The bug was deterministic per page — whichever /api/* call ModelsPage,
AnalyticsPage, or SessionsPage fired first owned the redirect race.
Fix: both validators now reject /api/* targets in addition to the
existing /login, /auth/, /api/auth/ exclusions:
- _safe_next_target in middleware.py drops the value before it ever
enters login_url, so the SPA's 401 handler navigates to a bare
/login (which the SPA itself can return-from via its own
sessionStorage["hermes.lastLocation"] fallback that was already
saving the actual browser location).
- _validate_post_login_target in routes.py drops it as second-line
defence at the callback boundary, so a legacy cookie, a regressed
middleware, or an attacker-crafted /auth/login?next=/api/... value
can't smuggle the redirect through. Either layer alone is enough;
pairing them means a regression in one is caught by the other.
The match is anchored: ``decoded == "/api"`` or
``decoded.startswith("/api/")``. SPA route lookalikes like /apidocs
or /api-keys remain valid landing targets — tests pin that.
Test additions in test_dashboard_auth_401_reauth.py:
- TestApi401Envelope: rewrote test_login_url_carries_next_for_deep_
api_path (which asserted the pre-fix behaviour) as
test_login_url_drops_next_for_deep_api_path, plus added the
specific analytics-models repro case from Ben's report.
- TestNextSameOriginValidation: rejects-api-paths + does-not-reject-
api-prefix-lookalikes (covers /apidocs, /api-keys).
- TestAuthCallbackNext: end-to-end test_callback_with_api_next_
lands_at_root drives /auth/login?next=/api/... through to the
callback and asserts the user lands at "/", not the API URL.
- TestValidatePostLoginTarget: new class covering the callback-side
validator directly, including the URL-encoded ``%2Fapi%2F...``
form the PKCE cookie actually carries.
Mutation-tested: reverting both validators causes exactly the 5 new
or rewritten /api/*-related assertions to fail (each fix layer is
independently tested), while the 31 other assertions in the file
remain green.

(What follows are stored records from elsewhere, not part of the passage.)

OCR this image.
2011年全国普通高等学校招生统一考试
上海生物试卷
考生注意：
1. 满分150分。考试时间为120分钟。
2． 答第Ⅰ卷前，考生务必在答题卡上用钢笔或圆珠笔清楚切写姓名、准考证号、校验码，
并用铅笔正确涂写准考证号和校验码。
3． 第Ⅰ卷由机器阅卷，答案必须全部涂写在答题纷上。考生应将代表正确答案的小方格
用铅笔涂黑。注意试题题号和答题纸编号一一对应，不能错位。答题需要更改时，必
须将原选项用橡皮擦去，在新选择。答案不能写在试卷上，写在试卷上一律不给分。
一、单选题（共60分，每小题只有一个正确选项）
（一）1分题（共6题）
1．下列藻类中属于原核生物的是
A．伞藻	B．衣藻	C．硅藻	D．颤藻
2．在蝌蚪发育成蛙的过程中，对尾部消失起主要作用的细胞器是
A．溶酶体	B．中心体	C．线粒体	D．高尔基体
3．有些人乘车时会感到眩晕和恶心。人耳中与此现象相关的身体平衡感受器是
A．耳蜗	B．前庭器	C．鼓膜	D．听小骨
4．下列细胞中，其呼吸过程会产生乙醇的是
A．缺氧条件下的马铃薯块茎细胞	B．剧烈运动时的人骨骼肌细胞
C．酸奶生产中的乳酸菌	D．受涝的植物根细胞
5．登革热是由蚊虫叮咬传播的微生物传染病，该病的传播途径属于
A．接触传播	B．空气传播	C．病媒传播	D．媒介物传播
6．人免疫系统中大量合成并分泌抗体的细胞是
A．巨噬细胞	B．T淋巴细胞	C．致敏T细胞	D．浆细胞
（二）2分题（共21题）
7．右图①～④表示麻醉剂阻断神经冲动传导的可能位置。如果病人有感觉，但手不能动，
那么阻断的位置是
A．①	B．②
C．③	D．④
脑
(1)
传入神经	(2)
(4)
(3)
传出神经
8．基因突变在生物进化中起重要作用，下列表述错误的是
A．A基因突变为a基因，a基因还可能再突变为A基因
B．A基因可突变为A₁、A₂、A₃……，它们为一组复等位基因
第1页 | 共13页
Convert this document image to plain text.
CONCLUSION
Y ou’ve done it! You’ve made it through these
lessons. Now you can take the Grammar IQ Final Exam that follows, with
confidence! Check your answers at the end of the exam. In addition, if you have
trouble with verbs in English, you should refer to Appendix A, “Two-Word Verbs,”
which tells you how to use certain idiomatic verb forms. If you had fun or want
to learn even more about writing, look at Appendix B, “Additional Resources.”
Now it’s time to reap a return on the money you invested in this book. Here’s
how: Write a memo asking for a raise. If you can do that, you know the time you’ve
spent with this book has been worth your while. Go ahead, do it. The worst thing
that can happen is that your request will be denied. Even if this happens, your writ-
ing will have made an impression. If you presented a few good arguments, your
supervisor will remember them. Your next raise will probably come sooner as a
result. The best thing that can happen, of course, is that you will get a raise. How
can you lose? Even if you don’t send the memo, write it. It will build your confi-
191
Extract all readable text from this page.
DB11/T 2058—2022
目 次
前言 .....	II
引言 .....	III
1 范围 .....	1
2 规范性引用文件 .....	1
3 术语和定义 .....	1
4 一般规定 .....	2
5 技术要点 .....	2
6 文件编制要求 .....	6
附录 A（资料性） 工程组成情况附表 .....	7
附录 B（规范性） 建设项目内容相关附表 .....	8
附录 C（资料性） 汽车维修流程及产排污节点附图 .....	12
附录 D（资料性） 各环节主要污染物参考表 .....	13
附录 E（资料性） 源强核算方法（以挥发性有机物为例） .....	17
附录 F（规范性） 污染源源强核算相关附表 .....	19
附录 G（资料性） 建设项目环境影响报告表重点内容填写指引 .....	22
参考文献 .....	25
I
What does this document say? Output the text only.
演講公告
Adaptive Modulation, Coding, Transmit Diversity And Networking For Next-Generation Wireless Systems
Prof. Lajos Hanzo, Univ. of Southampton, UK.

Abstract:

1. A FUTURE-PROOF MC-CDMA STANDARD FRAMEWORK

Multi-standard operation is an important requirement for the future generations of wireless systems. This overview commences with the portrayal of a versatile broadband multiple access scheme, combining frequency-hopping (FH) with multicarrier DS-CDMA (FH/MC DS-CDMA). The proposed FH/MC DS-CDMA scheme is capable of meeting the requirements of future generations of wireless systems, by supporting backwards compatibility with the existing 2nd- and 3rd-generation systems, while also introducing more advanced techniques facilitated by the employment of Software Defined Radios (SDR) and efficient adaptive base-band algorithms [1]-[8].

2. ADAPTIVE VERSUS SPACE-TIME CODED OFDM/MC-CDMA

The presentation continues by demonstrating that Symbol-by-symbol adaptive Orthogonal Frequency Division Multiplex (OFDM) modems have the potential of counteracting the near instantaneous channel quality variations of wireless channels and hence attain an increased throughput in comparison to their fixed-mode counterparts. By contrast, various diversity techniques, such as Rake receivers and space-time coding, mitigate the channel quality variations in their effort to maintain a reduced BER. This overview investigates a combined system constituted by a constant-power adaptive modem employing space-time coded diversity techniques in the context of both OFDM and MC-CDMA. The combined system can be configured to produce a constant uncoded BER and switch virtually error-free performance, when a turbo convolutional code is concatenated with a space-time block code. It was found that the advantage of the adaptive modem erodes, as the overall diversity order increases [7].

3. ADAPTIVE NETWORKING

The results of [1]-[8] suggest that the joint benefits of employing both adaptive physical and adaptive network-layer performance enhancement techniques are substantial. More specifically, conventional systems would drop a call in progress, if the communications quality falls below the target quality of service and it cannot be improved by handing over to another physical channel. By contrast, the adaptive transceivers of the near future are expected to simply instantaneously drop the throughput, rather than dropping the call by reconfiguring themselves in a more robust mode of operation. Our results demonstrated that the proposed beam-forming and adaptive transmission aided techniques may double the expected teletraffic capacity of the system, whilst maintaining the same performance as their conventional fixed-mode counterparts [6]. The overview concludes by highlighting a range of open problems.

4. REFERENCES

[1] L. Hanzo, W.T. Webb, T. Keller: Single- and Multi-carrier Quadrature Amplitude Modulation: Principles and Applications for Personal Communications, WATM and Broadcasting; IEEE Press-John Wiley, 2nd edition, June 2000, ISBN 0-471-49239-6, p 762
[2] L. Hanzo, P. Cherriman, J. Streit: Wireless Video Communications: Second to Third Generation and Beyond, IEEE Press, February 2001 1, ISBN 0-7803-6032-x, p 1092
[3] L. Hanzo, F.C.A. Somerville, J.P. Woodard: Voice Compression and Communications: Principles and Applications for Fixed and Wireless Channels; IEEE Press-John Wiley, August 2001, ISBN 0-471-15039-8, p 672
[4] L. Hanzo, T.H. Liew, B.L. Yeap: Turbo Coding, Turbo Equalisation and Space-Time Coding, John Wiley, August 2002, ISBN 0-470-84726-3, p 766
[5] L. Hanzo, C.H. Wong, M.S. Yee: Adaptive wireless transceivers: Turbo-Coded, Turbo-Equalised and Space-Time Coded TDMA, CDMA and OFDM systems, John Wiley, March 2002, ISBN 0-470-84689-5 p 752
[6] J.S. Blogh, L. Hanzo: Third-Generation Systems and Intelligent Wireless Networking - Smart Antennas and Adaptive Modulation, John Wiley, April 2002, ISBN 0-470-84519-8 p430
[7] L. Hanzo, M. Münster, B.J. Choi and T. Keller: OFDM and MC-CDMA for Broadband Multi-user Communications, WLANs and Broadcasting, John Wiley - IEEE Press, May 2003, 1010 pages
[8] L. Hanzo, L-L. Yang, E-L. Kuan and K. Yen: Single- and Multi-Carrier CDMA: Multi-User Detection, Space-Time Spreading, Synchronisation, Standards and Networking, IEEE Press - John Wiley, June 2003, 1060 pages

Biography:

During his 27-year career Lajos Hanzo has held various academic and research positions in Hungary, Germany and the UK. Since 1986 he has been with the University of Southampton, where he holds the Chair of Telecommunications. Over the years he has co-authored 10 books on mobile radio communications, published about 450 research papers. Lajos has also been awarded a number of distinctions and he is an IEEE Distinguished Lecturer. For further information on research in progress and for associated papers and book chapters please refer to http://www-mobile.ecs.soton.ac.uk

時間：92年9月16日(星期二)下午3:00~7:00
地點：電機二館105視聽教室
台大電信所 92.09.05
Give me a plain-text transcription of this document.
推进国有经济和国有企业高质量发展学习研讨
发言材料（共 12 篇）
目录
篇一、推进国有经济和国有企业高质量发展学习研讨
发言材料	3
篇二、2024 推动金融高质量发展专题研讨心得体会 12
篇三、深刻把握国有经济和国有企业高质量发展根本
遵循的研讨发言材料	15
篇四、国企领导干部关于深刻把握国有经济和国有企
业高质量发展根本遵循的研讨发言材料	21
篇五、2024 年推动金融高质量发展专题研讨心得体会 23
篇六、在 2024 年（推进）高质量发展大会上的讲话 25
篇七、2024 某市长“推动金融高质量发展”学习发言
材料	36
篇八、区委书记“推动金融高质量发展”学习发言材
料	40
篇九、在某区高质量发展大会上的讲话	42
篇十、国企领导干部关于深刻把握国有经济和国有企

Full tests/hermes_cli/ suite (288 files, 5,938 tests)
passes with the fix applied.
Two parallel public-path allowlists drifted: _PUBLIC_API_PATHS in
hermes_cli/web_server.py (legacy _SESSION_TOKEN middleware) and
_GATE_PUBLIC_PREFIXES in hermes_cli/dashboard_auth/middleware.py
(OAuth gate). The legacy list included /api/status (documented as a
non-sensitive read-only liveness target); the OAuth gate's list did not.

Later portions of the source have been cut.